You have $\arctan(x) \sim x$ as $x \to 0$ so $$\arctan(1/(1 + n + n^\alpha)) \sim {1\over 1 + n + n^\alpha}$$ as $n\to\infty$. Break out the limit comparison test.

Answer 3

From the Taylor series about $x=0$ ($\arctan(x) = \sum_{n=0}^\infty (-1)^n\frac{x^{2n+1}}{2n+1}$) or other means, for $0\leq x \leq 1$

$$x - x^3/3 \leq \arctan(x) \leq x$$

Hence for any $n> 0$,

$$\frac{1}{1+n+n^{\alpha}} - \frac{1}{3(1+n+n^{\alpha})^3} \leq \arctan\left( \frac{1}{1+n+n^{\alpha}}\right) \leq \frac{1}{1+n+n^{\alpha}}$$

Now, clearly $$n^{\max\{1,\alpha\}} <1+n^{\max\{1,\alpha\}} < 1 + n+n^\alpha \leq 1 + 2n^{\max\{1,\alpha\}} \leq 3n^{\max\{1,\alpha\}}$$

Applying this to the above bounds on $\arctan \frac{1}{1+n+n^{\alpha}}$, we get

$$ \frac{1}{3n^{\max\{1,\alpha\}}} - \frac{1}{3 n^{3\max\{1,\alpha\}}} < \arctan\left( \frac{1}{1+n+n^{\alpha}}\right) \leq\; \frac{1}{3n^{\max\{1,\alpha\}}}$$

If $\alpha \leq 1$ then $$\sum_{n=1}^{\infty}\left(\frac{1}{3n^{\max\{1,\alpha\}}} - \frac{1}{3 n^{\max\{3,3\alpha\}}}\right) = \frac13\underbrace{\sum_{n=1}^{\infty}\frac{1}{n}}_{\to \infty} - \frac13\underbrace{\sum_{n=1}^{\infty} \frac{1}{n^3}}_{<\infty}$$ hence by the comparison test, $\sum_{n=1}^{\infty}\arctan\left( \frac{1}{1+n+n^{\alpha}}\right)$ diverges.

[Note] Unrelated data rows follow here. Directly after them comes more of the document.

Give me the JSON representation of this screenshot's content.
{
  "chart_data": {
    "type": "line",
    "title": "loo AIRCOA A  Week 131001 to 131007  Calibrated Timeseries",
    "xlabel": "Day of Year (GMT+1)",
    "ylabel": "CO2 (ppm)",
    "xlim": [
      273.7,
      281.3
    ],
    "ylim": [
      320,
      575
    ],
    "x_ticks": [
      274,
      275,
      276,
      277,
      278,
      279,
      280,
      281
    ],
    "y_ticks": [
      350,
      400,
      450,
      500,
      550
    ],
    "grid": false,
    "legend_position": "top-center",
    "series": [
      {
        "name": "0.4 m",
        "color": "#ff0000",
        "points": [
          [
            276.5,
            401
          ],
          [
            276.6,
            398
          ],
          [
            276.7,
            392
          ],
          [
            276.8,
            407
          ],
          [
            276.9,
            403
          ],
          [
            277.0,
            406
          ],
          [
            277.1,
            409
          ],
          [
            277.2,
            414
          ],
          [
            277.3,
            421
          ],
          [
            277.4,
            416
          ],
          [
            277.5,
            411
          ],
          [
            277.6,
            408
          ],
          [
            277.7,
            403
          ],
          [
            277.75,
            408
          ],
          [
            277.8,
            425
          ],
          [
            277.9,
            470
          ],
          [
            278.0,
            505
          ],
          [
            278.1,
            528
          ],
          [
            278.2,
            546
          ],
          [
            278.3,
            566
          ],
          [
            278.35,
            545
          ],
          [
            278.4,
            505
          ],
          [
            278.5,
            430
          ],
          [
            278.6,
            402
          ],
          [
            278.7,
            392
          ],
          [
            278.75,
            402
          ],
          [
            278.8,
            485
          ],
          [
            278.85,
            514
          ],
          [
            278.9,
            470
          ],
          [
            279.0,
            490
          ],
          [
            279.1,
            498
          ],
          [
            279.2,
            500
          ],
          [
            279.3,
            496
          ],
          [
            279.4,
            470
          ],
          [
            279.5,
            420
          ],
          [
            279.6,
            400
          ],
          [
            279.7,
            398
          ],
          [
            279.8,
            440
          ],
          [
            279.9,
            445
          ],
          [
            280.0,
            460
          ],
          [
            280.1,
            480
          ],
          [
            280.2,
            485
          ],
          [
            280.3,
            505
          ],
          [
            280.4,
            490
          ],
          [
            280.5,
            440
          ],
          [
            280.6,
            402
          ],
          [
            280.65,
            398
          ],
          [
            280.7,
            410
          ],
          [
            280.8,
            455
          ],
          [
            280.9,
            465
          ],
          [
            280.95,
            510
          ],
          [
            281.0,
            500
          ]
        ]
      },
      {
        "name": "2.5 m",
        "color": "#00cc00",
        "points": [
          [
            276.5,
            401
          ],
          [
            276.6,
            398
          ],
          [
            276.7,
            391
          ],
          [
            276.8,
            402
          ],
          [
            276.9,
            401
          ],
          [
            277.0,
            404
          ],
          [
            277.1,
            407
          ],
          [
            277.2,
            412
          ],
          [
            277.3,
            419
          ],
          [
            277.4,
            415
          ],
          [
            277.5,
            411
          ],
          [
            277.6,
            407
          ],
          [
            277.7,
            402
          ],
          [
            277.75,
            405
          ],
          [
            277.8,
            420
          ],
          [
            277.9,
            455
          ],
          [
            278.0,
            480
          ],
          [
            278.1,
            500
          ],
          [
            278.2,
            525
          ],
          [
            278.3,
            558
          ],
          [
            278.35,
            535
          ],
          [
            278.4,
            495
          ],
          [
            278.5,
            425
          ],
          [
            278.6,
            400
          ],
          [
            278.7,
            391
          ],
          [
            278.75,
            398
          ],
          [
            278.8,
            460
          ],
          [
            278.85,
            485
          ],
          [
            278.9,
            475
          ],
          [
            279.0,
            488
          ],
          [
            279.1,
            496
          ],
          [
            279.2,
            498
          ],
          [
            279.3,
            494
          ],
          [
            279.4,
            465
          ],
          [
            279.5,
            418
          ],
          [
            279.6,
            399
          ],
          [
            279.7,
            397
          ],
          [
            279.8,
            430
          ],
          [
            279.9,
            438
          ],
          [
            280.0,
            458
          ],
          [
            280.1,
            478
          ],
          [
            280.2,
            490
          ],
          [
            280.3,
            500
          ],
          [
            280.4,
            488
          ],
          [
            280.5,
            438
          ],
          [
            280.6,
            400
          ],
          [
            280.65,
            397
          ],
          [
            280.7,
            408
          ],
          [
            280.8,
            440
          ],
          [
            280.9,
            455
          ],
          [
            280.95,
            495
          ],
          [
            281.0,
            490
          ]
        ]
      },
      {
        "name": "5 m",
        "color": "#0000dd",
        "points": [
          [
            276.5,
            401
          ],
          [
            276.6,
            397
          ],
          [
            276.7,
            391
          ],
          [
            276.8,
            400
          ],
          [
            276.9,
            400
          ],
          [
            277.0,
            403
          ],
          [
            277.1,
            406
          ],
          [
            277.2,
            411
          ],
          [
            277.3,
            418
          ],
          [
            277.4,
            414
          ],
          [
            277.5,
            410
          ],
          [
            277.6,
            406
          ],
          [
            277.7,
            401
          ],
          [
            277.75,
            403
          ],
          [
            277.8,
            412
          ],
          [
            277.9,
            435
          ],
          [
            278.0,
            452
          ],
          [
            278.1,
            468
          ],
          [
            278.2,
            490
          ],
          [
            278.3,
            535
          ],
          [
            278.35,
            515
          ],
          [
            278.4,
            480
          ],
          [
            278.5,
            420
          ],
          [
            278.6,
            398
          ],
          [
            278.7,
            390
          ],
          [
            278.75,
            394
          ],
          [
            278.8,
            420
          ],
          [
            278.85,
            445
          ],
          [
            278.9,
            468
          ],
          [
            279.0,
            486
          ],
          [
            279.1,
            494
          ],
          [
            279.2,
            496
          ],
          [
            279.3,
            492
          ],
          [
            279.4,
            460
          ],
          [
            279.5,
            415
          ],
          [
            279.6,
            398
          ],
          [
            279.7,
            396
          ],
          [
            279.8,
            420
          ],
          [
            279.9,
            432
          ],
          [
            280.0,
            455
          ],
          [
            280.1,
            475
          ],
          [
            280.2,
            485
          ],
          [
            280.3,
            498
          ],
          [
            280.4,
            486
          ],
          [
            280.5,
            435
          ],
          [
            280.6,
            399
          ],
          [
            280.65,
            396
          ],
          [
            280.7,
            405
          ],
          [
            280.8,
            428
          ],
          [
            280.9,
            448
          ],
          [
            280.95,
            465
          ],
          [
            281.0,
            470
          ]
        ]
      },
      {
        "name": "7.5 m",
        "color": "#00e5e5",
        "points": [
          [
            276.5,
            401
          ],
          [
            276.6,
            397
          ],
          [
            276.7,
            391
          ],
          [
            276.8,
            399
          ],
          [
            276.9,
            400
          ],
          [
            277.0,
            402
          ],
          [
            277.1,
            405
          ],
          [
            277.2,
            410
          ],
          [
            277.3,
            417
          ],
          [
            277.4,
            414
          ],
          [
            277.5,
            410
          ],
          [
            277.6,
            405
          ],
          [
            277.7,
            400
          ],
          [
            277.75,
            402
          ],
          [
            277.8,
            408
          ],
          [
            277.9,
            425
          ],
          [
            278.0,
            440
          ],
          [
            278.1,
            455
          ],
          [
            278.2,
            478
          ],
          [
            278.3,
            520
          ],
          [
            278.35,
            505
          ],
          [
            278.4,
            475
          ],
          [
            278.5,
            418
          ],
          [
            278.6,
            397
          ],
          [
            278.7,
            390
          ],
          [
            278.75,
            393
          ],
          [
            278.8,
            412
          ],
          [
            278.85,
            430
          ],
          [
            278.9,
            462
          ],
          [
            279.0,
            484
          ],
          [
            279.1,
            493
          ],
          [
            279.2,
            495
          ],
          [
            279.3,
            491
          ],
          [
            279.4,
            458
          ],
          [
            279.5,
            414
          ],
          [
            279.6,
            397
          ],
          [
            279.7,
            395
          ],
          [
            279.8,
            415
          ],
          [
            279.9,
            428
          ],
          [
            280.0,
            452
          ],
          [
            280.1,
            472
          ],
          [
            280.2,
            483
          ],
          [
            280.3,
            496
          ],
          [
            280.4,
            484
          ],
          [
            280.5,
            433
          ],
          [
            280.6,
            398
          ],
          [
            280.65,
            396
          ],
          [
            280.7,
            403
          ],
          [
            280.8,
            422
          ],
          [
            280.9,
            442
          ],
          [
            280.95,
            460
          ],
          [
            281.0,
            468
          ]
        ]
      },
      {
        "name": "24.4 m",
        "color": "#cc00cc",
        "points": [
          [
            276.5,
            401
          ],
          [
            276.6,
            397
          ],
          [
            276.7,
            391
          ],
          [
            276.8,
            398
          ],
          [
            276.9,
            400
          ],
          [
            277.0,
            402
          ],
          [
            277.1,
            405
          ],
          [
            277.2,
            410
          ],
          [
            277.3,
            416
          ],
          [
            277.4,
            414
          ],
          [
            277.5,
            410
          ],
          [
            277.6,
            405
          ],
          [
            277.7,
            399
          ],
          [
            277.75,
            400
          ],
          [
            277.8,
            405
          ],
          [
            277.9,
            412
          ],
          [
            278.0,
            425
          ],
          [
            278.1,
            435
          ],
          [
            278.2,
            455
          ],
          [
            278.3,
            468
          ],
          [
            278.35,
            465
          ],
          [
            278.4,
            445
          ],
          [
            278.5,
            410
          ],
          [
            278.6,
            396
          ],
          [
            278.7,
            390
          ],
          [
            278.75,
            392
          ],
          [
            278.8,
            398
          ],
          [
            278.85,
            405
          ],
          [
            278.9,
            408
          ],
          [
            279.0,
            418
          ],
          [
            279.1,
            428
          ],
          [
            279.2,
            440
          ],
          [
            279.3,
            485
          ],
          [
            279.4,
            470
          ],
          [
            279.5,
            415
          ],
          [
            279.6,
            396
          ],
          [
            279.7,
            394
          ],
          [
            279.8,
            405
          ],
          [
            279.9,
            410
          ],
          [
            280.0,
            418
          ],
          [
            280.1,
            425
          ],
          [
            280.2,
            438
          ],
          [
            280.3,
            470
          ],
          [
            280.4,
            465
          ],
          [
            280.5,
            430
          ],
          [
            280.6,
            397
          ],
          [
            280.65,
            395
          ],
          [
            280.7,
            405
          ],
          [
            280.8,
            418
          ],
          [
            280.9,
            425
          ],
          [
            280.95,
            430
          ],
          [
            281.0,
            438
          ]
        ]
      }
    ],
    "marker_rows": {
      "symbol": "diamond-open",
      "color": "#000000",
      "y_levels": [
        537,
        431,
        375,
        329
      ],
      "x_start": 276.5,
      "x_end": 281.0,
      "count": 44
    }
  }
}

If $\alpha > 1$ then $$\sum_{n=1}^\infty \frac{1}{3n^{\max\{1,\alpha\}}} =\frac13\underbrace{\sum_{n=1}^{\infty}\frac{1}{n^{\alpha}}}_{<\infty}$$ hence $\sum_{n=1}^{N}\arctan\left( \frac{1}{1+n+n^{\alpha}}\right)$ is bounded above and given that all terms are non-negative $\sum_{n=1}^{\infty}\arctan\left( \frac{1}{1+n+n^{\alpha}}\right)$ exists.